The electronic version of this article is the complete one and can be found online at: http://www.retrovirology.com/content/9/S2/P253


Published:13 September 2012

© 2012 Zembe et al; licensee BioMed Central Ltd.

This is an Open Access article distributed under the terms of the Creative Commons Attribution License (http://creativecommons.org/licenses/by/2.0), which permits unrestricted use, distribution, and reproduction in any medium, provided the original work is properly cited.

Background

The high level of genetic diversity of HIV-1 poses a major challenge for global vaccine development. Vaccines based on centralized sequences would minimize genetic distances to multiple clades and potentially maximize cross-reactivity. Whether reactivity of these centralized peptide reagents differs in mono- and multi-clade epidemic is unknown.

Methods

In this study, full-length gag and nef gene sequences (from Cameroon, 50 and 54, respectively and South Africa, 23 and 19, respectively) were characterized. HIV-specific T-cell responses to group M consensus Gag and Nef peptide reagents were characterized at the peptide level using the IFN-γ ELISpot assay.

Results

Viruses from Cameron exhibited a large degree of genetic diversity; all subtypes were present excluding subtype C, with CRF02_AG being dominating (49%). Contrary, sequenced viruses from South Africa were all pure subtype C viruses. Despite the greater diversity of viral clades in the Cameroonian cohort, the genetic distances to the consensus M reagents was similar for both cohorts (11% and 15% for Gag and Nef, respectively). Whilst the magnitude and breadth of responses to Con M Gag and Nef did not differ significantly between the two cohorts, there was a greater frequency of responders in the Cameroonian cohort compared to South Africans (95% versus 82%, respectively).
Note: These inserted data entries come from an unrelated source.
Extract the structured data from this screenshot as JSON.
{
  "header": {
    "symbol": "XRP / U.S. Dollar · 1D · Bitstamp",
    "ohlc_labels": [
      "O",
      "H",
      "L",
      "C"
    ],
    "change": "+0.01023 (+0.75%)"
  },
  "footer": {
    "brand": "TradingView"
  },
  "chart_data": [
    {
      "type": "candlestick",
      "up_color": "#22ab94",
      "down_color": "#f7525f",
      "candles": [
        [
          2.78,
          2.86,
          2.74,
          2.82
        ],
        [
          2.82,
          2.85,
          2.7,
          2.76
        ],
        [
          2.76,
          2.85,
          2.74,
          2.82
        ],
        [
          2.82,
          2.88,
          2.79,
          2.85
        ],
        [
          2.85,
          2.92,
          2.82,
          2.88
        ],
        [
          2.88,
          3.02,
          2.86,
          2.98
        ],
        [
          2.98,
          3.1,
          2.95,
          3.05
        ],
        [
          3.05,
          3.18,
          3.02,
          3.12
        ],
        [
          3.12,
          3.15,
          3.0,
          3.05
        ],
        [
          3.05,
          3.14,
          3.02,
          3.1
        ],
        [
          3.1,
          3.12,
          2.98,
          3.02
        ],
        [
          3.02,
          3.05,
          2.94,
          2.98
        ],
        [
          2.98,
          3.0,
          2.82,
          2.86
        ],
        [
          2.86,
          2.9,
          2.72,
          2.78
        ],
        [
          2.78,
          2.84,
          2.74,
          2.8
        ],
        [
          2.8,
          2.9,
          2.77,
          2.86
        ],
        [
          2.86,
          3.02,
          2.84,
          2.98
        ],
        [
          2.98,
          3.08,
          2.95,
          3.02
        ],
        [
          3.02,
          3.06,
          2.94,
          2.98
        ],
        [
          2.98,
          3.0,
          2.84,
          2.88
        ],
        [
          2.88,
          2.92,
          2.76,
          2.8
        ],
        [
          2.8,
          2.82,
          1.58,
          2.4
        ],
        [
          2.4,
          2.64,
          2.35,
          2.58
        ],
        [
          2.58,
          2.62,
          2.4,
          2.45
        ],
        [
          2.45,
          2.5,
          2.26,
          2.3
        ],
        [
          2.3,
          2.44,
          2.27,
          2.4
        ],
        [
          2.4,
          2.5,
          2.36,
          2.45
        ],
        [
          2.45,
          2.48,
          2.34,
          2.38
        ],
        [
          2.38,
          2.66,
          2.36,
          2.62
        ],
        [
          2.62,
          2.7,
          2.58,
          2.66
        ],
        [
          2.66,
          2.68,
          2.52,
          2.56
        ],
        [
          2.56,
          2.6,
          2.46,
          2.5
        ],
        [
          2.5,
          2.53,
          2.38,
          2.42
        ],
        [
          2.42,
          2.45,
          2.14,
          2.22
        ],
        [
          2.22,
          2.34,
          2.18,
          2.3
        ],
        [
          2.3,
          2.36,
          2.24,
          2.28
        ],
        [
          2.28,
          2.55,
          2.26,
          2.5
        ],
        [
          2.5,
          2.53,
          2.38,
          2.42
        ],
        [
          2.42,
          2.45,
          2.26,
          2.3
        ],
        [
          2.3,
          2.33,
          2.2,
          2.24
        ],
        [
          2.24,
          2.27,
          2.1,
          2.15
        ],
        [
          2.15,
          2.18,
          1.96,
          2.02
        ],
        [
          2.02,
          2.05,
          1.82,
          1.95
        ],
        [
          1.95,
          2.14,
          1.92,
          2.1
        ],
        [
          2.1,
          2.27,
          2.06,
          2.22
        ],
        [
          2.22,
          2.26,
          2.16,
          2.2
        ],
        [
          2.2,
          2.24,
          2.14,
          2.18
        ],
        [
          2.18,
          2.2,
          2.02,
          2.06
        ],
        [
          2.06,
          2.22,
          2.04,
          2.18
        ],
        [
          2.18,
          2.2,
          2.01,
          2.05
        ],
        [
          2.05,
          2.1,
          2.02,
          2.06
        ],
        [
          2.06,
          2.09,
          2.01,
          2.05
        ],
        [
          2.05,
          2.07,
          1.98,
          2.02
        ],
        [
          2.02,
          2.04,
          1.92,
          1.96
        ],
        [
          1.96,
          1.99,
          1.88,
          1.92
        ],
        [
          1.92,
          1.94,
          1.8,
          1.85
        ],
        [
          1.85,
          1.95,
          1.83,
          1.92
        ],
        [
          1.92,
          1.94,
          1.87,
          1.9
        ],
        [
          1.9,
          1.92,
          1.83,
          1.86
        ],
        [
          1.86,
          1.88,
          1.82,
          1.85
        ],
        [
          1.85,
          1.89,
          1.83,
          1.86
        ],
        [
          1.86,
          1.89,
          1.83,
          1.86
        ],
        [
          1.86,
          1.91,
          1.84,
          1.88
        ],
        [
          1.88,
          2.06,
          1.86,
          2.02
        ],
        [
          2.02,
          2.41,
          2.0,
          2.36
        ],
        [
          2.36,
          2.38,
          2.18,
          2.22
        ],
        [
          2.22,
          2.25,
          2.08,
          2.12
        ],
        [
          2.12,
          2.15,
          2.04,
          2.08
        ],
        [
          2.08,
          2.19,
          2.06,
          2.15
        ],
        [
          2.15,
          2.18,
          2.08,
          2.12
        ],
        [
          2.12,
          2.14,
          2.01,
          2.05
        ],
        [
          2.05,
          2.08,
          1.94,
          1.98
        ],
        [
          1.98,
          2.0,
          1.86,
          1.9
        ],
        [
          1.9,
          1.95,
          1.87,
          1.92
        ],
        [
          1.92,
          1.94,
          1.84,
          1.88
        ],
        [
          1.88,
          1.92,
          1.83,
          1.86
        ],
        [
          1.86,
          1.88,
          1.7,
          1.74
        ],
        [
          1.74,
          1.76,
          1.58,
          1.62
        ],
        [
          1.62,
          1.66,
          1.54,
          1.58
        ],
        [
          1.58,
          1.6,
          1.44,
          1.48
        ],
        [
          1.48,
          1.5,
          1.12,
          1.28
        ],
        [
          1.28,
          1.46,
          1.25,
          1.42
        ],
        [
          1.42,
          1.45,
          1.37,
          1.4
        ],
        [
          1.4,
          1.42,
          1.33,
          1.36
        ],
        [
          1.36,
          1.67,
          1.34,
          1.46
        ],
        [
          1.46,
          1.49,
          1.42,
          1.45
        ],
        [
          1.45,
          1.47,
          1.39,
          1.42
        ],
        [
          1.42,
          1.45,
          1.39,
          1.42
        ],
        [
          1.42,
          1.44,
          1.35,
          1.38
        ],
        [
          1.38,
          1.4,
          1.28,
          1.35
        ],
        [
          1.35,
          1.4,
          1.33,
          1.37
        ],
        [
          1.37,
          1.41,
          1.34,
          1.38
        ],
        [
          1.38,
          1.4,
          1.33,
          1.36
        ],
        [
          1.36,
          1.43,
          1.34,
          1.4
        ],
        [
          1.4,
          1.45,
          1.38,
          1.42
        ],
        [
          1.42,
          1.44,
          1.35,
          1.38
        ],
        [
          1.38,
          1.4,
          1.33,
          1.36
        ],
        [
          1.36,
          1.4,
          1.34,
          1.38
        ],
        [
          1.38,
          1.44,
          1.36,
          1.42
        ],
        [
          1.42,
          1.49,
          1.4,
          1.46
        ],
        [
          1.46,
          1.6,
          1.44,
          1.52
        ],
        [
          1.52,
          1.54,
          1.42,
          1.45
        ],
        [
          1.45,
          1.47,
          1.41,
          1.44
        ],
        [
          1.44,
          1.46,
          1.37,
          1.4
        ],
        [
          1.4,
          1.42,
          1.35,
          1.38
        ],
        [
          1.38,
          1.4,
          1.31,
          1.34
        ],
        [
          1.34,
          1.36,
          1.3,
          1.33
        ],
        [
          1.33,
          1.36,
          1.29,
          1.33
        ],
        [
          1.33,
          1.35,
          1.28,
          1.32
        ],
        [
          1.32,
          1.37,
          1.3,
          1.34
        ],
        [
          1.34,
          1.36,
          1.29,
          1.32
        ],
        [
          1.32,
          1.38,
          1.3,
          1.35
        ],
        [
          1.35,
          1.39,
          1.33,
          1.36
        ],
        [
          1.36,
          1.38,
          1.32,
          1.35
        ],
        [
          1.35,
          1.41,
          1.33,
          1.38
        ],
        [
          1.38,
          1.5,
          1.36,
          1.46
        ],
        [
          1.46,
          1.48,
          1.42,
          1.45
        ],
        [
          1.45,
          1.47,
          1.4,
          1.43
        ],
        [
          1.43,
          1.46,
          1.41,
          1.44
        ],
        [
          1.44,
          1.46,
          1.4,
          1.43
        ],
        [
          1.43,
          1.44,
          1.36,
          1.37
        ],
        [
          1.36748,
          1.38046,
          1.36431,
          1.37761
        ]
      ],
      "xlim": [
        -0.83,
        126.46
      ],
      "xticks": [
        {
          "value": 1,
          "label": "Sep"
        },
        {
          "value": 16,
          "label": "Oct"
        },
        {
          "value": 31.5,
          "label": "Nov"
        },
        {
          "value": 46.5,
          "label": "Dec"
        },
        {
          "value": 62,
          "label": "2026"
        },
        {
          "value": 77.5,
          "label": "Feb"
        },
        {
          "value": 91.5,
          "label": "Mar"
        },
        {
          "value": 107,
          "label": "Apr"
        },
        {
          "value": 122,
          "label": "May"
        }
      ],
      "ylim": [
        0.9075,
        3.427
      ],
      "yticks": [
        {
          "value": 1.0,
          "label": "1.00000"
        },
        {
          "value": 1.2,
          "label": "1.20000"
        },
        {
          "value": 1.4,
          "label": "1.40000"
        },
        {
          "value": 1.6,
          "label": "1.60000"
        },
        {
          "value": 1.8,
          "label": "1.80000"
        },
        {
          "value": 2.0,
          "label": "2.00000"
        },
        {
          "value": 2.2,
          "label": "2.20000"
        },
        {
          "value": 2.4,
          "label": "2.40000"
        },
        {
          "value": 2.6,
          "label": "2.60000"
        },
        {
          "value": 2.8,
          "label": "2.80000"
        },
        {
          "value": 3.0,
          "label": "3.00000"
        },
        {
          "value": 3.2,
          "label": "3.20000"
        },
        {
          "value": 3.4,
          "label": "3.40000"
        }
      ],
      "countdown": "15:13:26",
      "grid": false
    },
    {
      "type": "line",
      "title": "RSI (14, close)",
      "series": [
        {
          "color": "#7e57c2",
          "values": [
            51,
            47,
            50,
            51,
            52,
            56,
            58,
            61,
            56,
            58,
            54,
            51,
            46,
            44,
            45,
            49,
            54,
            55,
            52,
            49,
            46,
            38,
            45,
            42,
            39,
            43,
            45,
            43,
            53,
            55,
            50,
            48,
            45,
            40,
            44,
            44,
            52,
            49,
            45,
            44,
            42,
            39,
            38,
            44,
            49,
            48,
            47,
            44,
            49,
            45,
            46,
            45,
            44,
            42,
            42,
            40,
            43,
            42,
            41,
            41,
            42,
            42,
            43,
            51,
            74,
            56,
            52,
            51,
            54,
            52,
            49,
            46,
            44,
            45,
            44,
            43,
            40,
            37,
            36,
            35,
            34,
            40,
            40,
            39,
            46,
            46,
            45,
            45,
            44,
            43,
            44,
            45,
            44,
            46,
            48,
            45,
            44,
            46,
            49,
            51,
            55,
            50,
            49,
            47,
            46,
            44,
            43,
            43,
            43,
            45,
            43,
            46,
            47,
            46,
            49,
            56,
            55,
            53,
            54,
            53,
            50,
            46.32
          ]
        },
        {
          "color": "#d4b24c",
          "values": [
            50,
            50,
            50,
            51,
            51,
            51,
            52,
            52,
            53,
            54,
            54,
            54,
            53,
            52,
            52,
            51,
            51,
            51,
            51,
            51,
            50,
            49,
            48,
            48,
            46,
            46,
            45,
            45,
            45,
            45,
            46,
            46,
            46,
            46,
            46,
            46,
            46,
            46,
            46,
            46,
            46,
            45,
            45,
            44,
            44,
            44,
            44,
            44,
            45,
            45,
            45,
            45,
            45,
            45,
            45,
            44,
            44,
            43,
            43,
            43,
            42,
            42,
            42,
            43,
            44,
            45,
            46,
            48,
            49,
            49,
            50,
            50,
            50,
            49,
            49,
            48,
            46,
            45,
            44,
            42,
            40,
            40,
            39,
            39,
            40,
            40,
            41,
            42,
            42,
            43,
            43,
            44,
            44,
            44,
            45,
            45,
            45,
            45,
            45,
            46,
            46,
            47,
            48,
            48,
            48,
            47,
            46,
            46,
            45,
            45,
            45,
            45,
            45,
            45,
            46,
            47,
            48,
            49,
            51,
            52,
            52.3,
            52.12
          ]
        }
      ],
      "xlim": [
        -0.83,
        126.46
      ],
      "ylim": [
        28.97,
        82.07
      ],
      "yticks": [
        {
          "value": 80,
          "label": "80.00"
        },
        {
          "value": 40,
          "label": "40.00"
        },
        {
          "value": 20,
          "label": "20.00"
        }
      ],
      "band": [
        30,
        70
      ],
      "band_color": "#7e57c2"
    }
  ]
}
For the Cameroonian cohort, 75/182 (41%) of the consensus M peptides were targeted, while for the South African cohort 66/182 (36%) of the peptides were targeted, with the majority being recognized in only 1-2 participants (69% and 76%, respectively). Patterns of immunodominance and targeting, however, differed dramatically between the two cohorts, with only 36% and 39% of Gag and Nef peptides commonly recognized between the two cohorts.

Conclusion

Although similarities in total magnitude and breadth may be observed between different epidemics, patterns of immunodominance of centralized immunogens may be different which may have implications for vaccine development.